Electronic Cigarette Use Among Emerging and Young West Indian Adults

Rayshell Dhandoolal,1 Shivanni De Gannes,1 Andrew Dhanoolal,1 Matthew Desaine,1 Dania Dukhoo,1 Stephen Duncombe,1 Dylan Dupraj,1 Tai Dorsett,1 Isaac Dialsingh,2 Sateesh Sakhamuri,1 *Lexley M. Pinto Pereira1

1. Faculty of Medical Sciences, The University of the West Indies, St. Augustine, Trinidad and Tobago, West Indies
2. Faculty of Natural Sciences, The University of the West Indies, St. Augustine, Trinidad and Tobago, West Indies
*Correspondence to lexleyp@gmail.com

Disclosure: The authors have declared no conflicts of interest.
Received: 27.03.17 Accepted: 15.09.17
Citation: EMJ Respir. 2017;5[1]:108-115.

Abstract

Currently, evidence concerning electronic cigarette (e-cigarette) use in the West Indies is unavailable. This study examines the prevalence and associated factors of e-cigarette use in young Trinidadian adults, 6 years after e-cigarettes were introduced in Trinidad.  Young adults between the ages of 18 and 40 years were surveyed from May–June 2016. Based on the survey results, descriptive statistics and logistic regression models were used to identify correlations in e-cigarette use. The prevalence of those who had used e-cigarettes was 24.6%, and 41.9% of these people had used both e-cigarettes and tobacco cigarettes. A high proportion (16.95%) of those who had never used tobacco cigarettes had used e-cigarettes. Males were twice as likely as females to have used e-cigarettes (odds ratio [OR]: 2.60; 95% confidence interval [CI]: 1.85–3.68), and participants aged 18–25 years were more likely than those aged 36–40 years to use e-cigarettes (OR: 0.37; 95% CI: 0.14–0.81).

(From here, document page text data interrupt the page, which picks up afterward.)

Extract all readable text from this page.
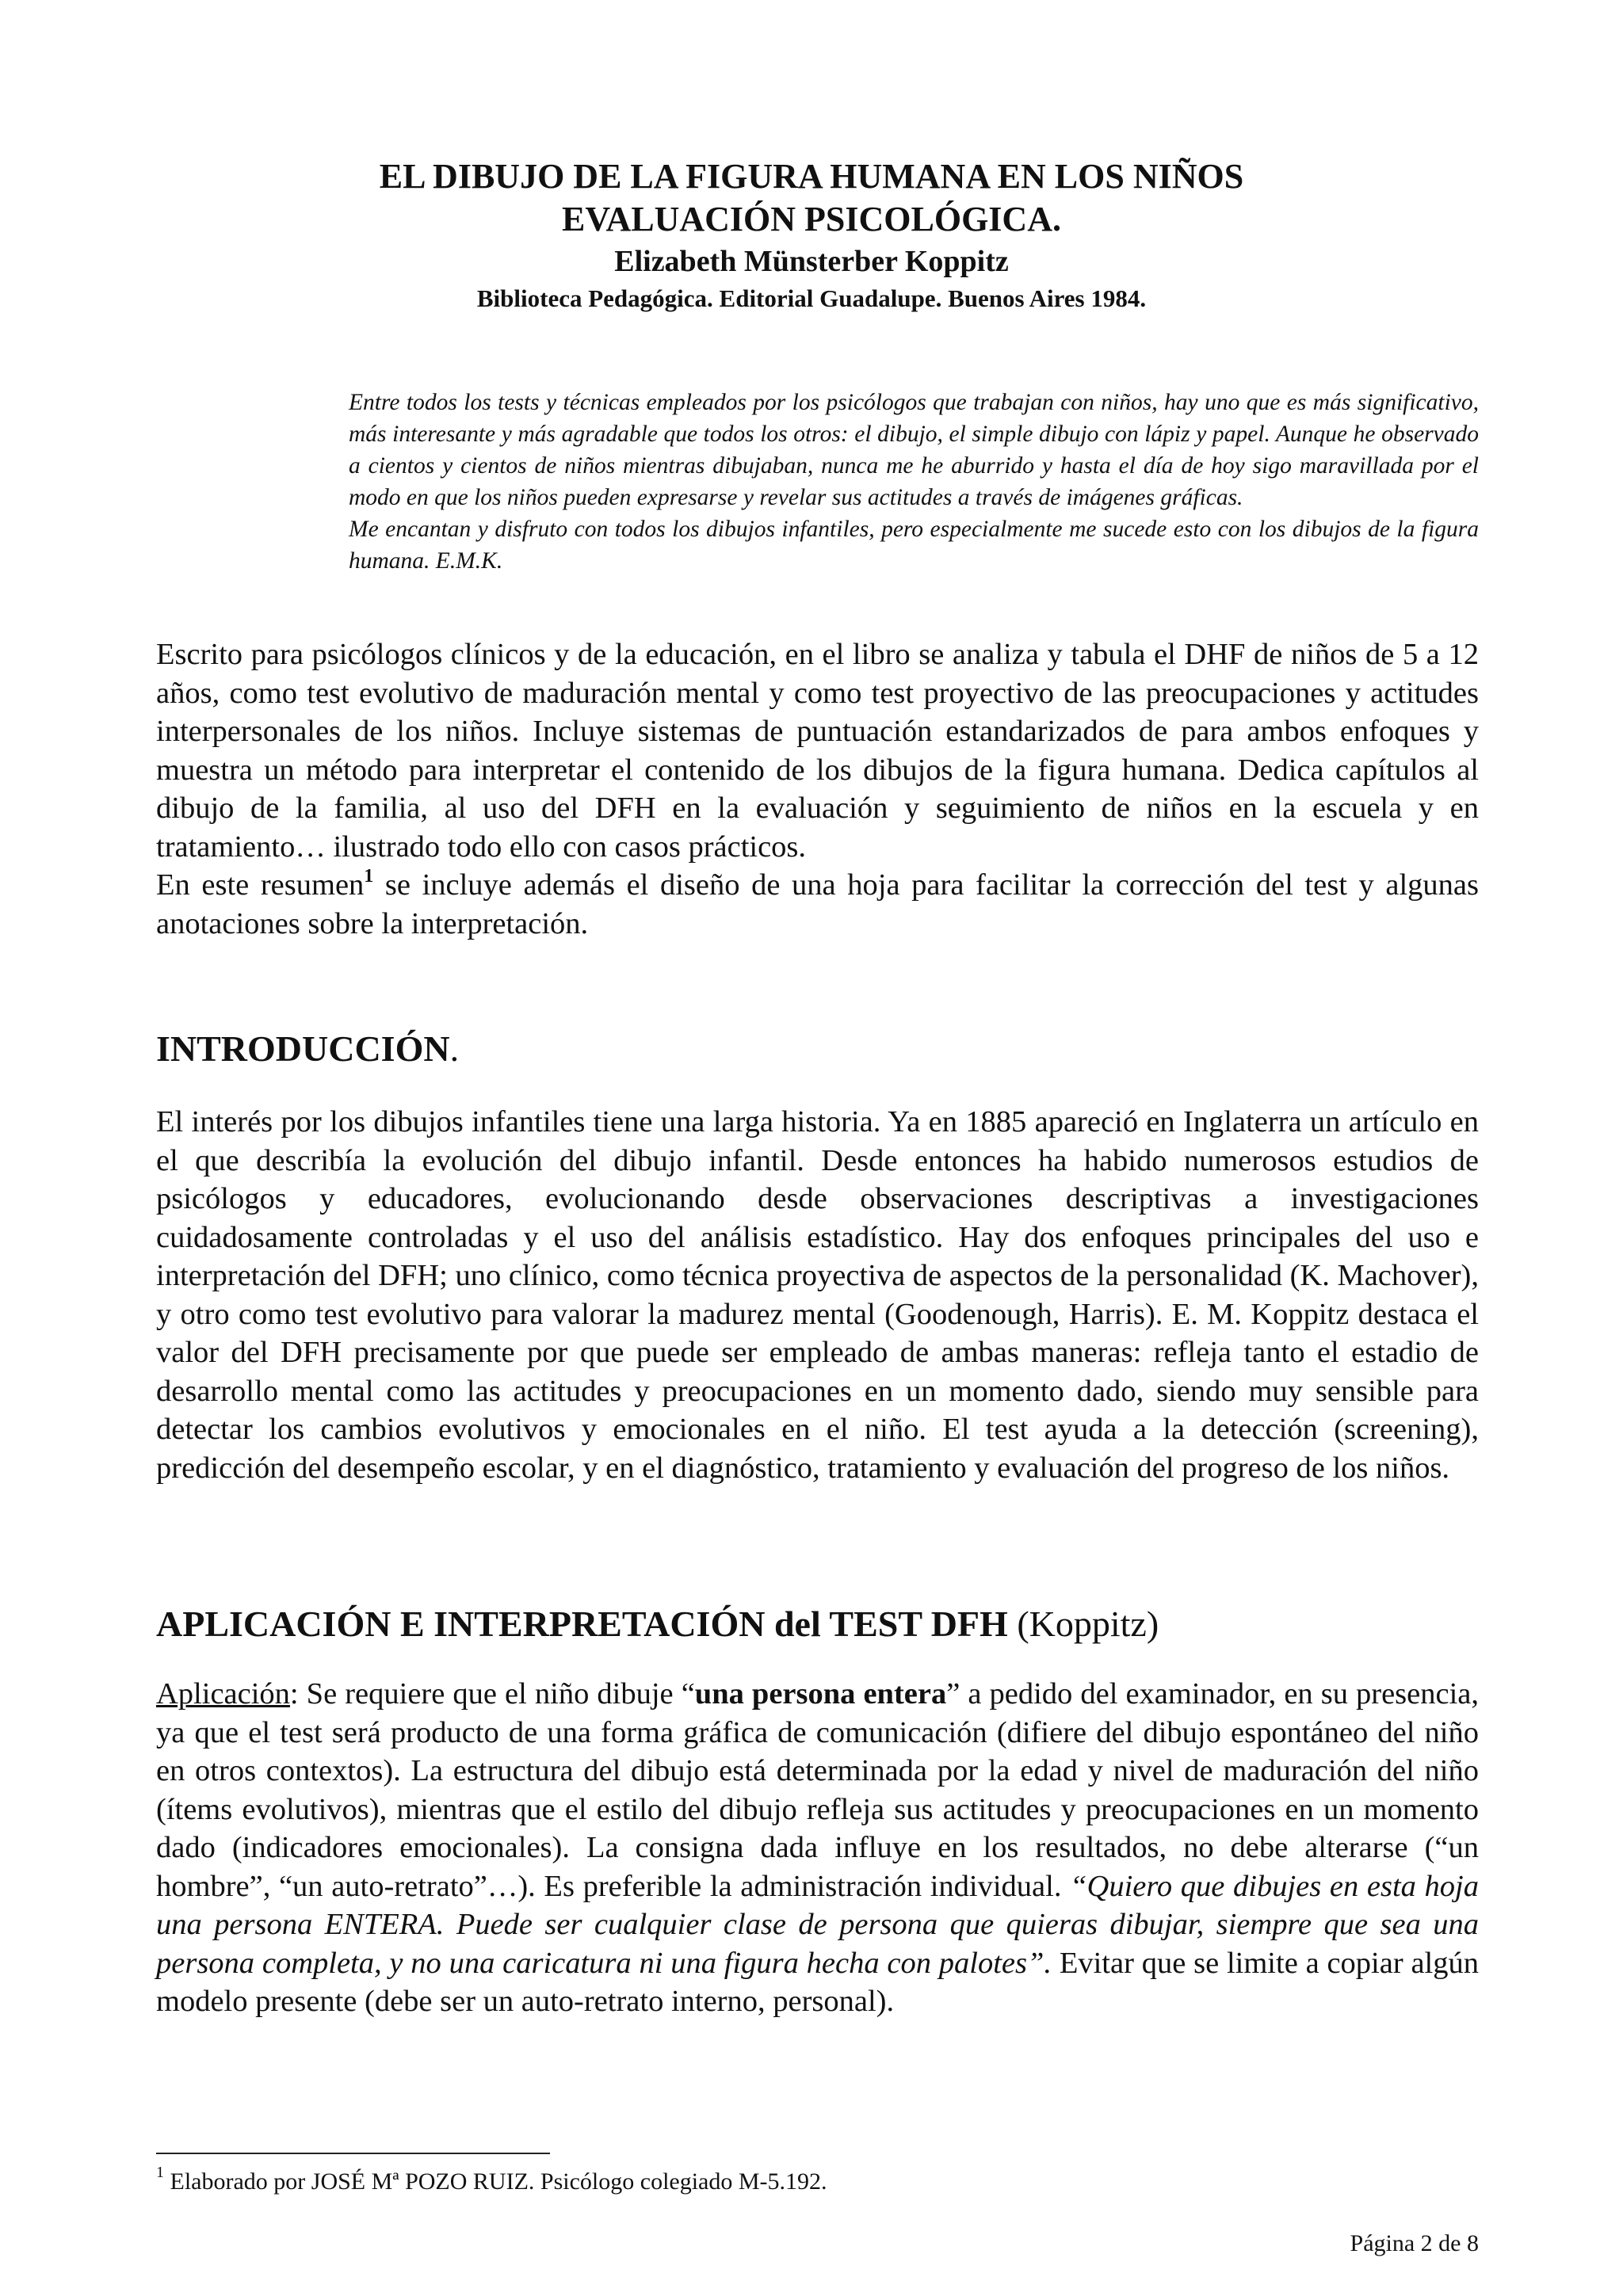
EL DIBUJO DE LA FIGURA HUMANA EN LOS NIÑOS
EVALUACIÓN PSICOLÓGICA.
Elizabeth Münsterber Koppitz
Biblioteca Pedagógica. Editorial Guadalupe. Buenos Aires 1984.

Entre todos los tests y técnicas empleados por los psicólogos que trabajan con niños, hay uno que es más significativo, más interesante y más agradable que todos los otros: el dibujo, el simple dibujo con lápiz y papel. Aunque he observado a cientos y cientos de niños mientras dibujaban, nunca me he aburrido y hasta el día de hoy sigo maravillada por el modo en que los niños pueden expresarse y revelar sus actitudes a través de imágenes gráficas.

Me encantan y disfruto con todos los dibujos infantiles, pero especialmente me sucede esto con los dibujos de la figura humana. E.M.K.

Escrito para psicólogos clínicos y de la educación, en el libro se analiza y tabula el DHF de niños de 5 a 12 años, como test evolutivo de maduración mental y como test proyectivo de las preocupaciones y actitudes interpersonales de los niños. Incluye sistemas de puntuación estandarizados de para ambos enfoques y muestra un método para interpretar el contenido de los dibujos de la figura humana. Dedica capítulos al dibujo de la familia, al uso del DFH en la evaluación y seguimiento de niños en la escuela y en tratamiento… ilustrado todo ello con casos prácticos.

En este resumen$^1$ se incluye además el diseño de una hoja para facilitar la corrección del test y algunas anotaciones sobre la interpretación.

INTRODUCCIÓN.

El interés por los dibujos infantiles tiene una larga historia. Ya en 1885 apareció en Inglaterra un artículo en el que describía la evolución del dibujo infantil. Desde entonces ha habido numerosos estudios de psicólogos y educadores, evolucionando desde observaciones descriptivas a investigaciones cuidadosamente controladas y el uso del análisis estadístico. Hay dos enfoques principales del uso e interpretación del DFH; uno clínico, como técnica proyectiva de aspectos de la personalidad (K. Machover), y otro como test evolutivo para valorar la madurez mental (Goodenough, Harris). E. M. Koppitz destaca el valor del DFH precisamente por que puede ser empleado de ambas maneras: refleja tanto el estadio de desarrollo mental como las actitudes y preocupaciones en un momento dado, siendo muy sensible para detectar los cambios evolutivos y emocionales en el niño. El test ayuda a la detección (screening), predicción del desempeño escolar, y en el diagnóstico, tratamiento y evaluación del progreso de los niños.

APLICACIÓN E INTERPRETACIÓN del TEST DFH (Koppitz)

Aplicación: Se requiere que el niño dibuje “una persona entera” a pedido del examinador, en su presencia, ya que el test será producto de una forma gráfica de comunicación (difiere del dibujo espontáneo del niño en otros contextos). La estructura del dibujo está determinada por la edad y nivel de maduración del niño (ítems evolutivos), mientras que el estilo del dibujo refleja sus actitudes y preocupaciones en un momento dado (indicadores emocionales). La consigna dada influye en los resultados, no debe alterarse (“un hombre”, “un auto-retrato”…). Es preferible la administración individual. “Quiero que dibujes en esta hoja una persona ENTERA. Puede ser cualquier clase de persona que quieras dibujar, siempre que sea una persona completa, y no una caricatura ni una figura hecha con palotes”. Evitar que se limite a copiar algún modelo presente (debe ser un auto-retrato interno, personal).

$^1$ Elaborado por JOSÉ Mª POZO RUIZ. Psicólogo colegiado M-5.192.
Página 2 de 8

The predictors of e-cigarette use as assessed by univariate analysis were current tobacco cigarette smoking (OR: 9.34; 95% CI: 6.14–14.39; p<0.001) and the belief that e-cigarettes are dangerous to health (OR: 0.61; 95% CI: 0.44–0.85; p=0.004). The predictors as assessed by multivariate logistic regression (adjusted OR) were ethnicity (p=0.043), education (p=0.012), and age group (p=0.007). Those who quit using tobacco cigarettes were 7.98 times more likely to use e-cigarettes (95% CI: 4.21–15.45), and those who knew that e-cigarettes contain nicotine were 2.70 times more likely to use them (95% CI: 1.53–4.86; p<0.001). Two summative scales were constructed that measured knowledge and perception. The perception scale, but not the knowledge scale (Cronbach’s alpha=0.736), was a significant predictor of e-cigarette use. The number of e-cigarette users is high (24.6%) in young adults in Trinidad and in those who have never smoked tobacco (16.95%). Current smokers, as well as those who have quit smoking, are at an increased risk of e-cigarette use. This study established that young adults have a low level of knowledge regarding e-cigarettes and shows that they should be educated on e-cigarette use. Further research to examine the reasons for, and susceptibility to, e-cigarette use is necessary.